There's still this note here:

https://github.com/r-spatial/sf/blob/b54923714a994bd2a16b46342a20889f857fb51d/R/geom-transformers.R#L695

that essentially indicates we don't yet have a s2_intersection_matrix, but use a blunt loop. How hard would it be to create the _matrix version, @paleolimbot ?

rsbivand commented 1 year ago

And the second code chunk in https://r-spatial.org/book/12-Interpolation.html#a-population-grid ...

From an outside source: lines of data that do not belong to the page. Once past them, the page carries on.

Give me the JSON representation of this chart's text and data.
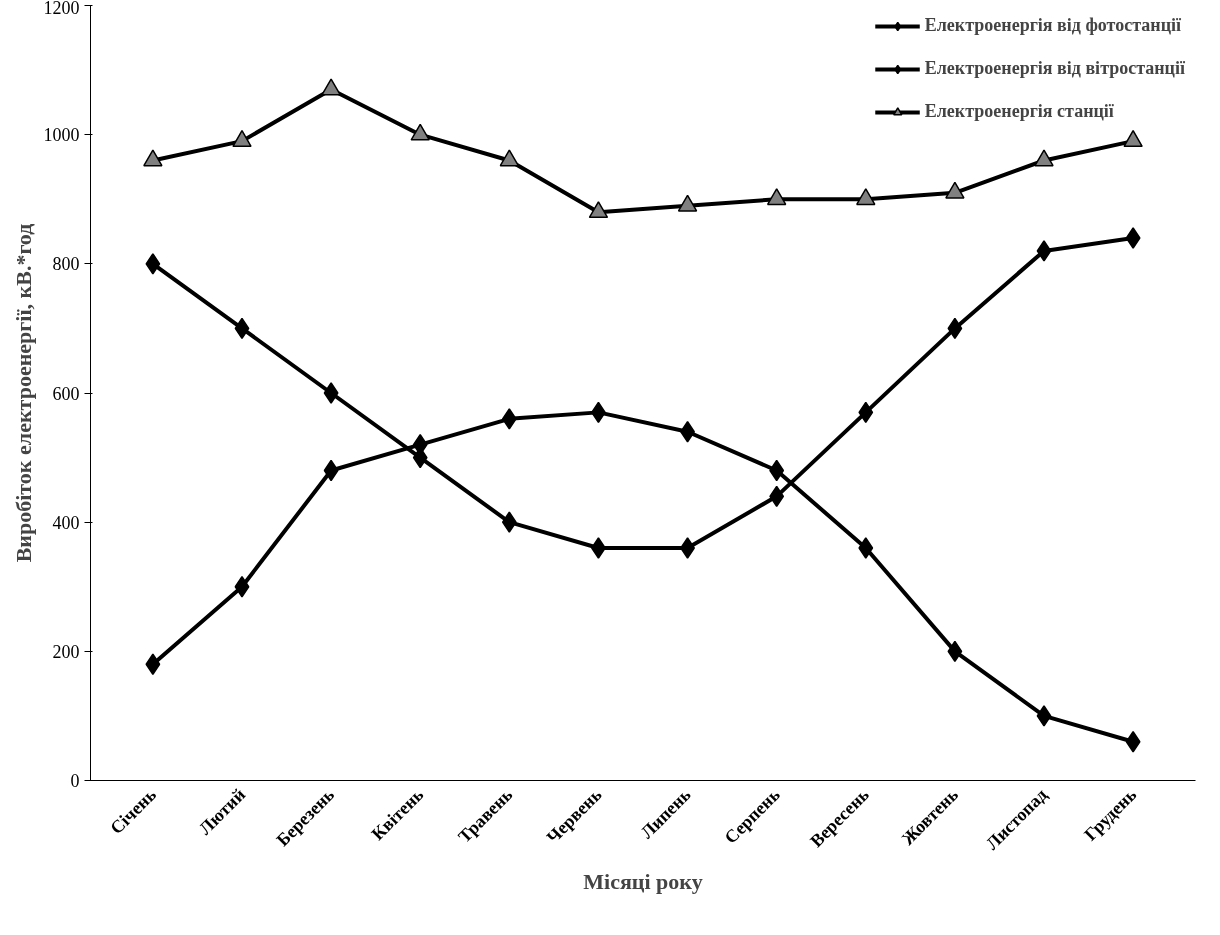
{
  "chart_data": {
    "type": "line",
    "xlabel": "Місяці року",
    "ylabel": "Виробіток електроенергії, кВ.*год",
    "categories": [
      "Січень",
      "Лютий",
      "Березень",
      "Квітень",
      "Травень",
      "Червень",
      "Липень",
      "Серпень",
      "Вересень",
      "Жовтень",
      "Листопад",
      "Грудень"
    ],
    "series": [
      {
        "name": "Електроенергія від фотостанції",
        "color": "#000000",
        "marker": "diamond",
        "values": [
          180,
          300,
          480,
          520,
          560,
          570,
          540,
          480,
          360,
          200,
          100,
          60
        ]
      },
      {
        "name": "Електроенергія від вітростанції",
        "color": "#000000",
        "marker": "diamond",
        "values": [
          800,
          700,
          600,
          500,
          400,
          360,
          360,
          440,
          570,
          700,
          820,
          840
        ]
      },
      {
        "name": "Електроенергія станції",
        "color": "#000000",
        "marker": "triangle",
        "values": [
          960,
          990,
          1070,
          1000,
          960,
          880,
          890,
          900,
          900,
          910,
          960,
          990
        ]
      }
    ],
    "ylim": [
      0,
      1200
    ],
    "yticks": [
      0,
      200,
      400,
      600,
      800,
      1000,
      1200
    ],
    "grid": false,
    "legend": "top right",
    "line_style": "solid"
  }
}
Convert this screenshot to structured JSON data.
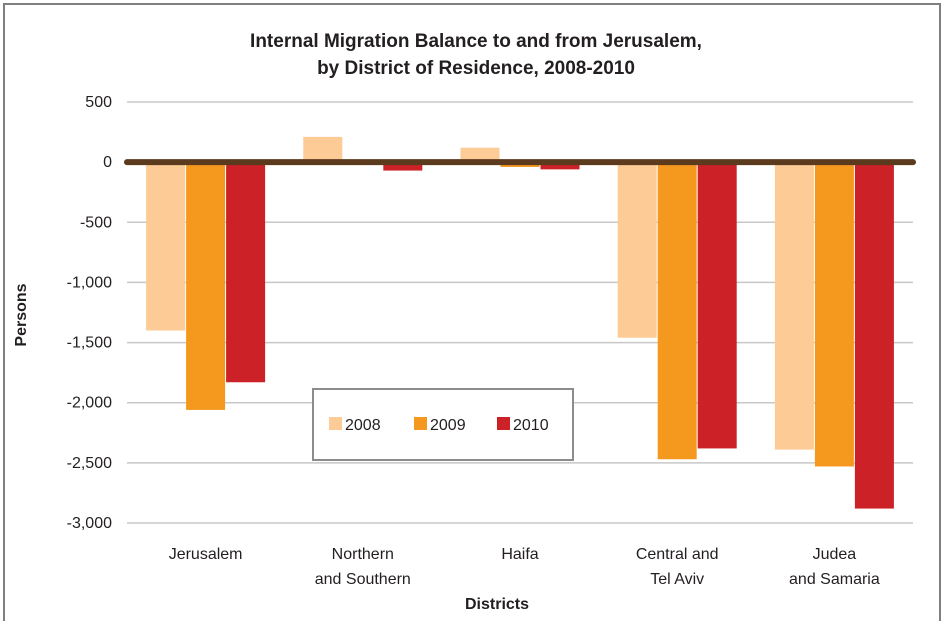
{
  "chart_data": {
    "type": "bar",
    "title_lines": [
      "Internal Migration Balance to and from Jerusalem,",
      "by District of Residence, 2008-2010"
    ],
    "xlabel": "Districts",
    "ylabel": "Persons",
    "categories": [
      [
        "Jerusalem"
      ],
      [
        "Northern",
        "and Southern"
      ],
      [
        "Haifa"
      ],
      [
        "Central and",
        "Tel Aviv"
      ],
      [
        "Judea",
        "and Samaria"
      ]
    ],
    "series": [
      {
        "name": "2008",
        "color": "#FDCB95",
        "values": [
          -1400,
          210,
          120,
          -1460,
          -2390
        ]
      },
      {
        "name": "2009",
        "color": "#F5991E",
        "values": [
          -2060,
          0,
          -40,
          -2470,
          -2530
        ]
      },
      {
        "name": "2010",
        "color": "#CB2127",
        "values": [
          -1830,
          -70,
          -60,
          -2380,
          -2880
        ]
      }
    ],
    "ylim": [
      -3000,
      500
    ],
    "yticks": [
      500,
      0,
      -500,
      -1000,
      -1500,
      -2000,
      -2500,
      -3000
    ],
    "ytick_labels": [
      "500",
      "0",
      "-500",
      "-1,000",
      "-1,500",
      "-2,000",
      "-2,500",
      "-3,000"
    ],
    "grid": true,
    "legend_position": "center-bottom",
    "zero_line_color": "#5B3A1E",
    "gridline_color": "#C8C8C8",
    "frame_color": "#7F7F7F"
  }
}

paleolimbot commented 1 year ago

Probably not hard!

EhrmannS commented 1 year ago

Was there any fix to this already? I've been running a st_intersection after pre-selecting with st_intersects, and I got a very significant speed-up (that presumably depends on the ratio of non-intersecting features).

For anybody else that also lands here, this is the snippet I am using:

library(sf)
library(dplyr)
library(purrr)
library(progress)

intersections <- st_intersects(x = xFeatures, y = yFeatures)

pb <- progress_bar$new(format = "[:bar] :current/:total (:percent)", total = dim(xFeatures)[1])

intersectFeatures <- map_dfr(1:dim(xFeatures)[1], function(ix){
  pb$tick()
  st_intersection(x = xFeatures[ix,], y = yFeatures[intersections[[ix]],])
})
KatieMurenbeeld commented 1 month ago

I know this is a year later, but to follow up on @EhrmannS comment. I used their code example, but when I do so I run into funny errors if I then try to use other st_*() functions. For example, if I try to run st_area(intersectFeatures) I get

Error in `stopifnot()`:
ℹ In argument: `area = st_area(.)`.
Caused by error:
! Not compatible with requested type: [type=list; target=double].

but if I run st_area(head(intersectFeatures)) it runs no problem. I am trying to figure out what happens to the geometries when I use head(intersectFeatures)?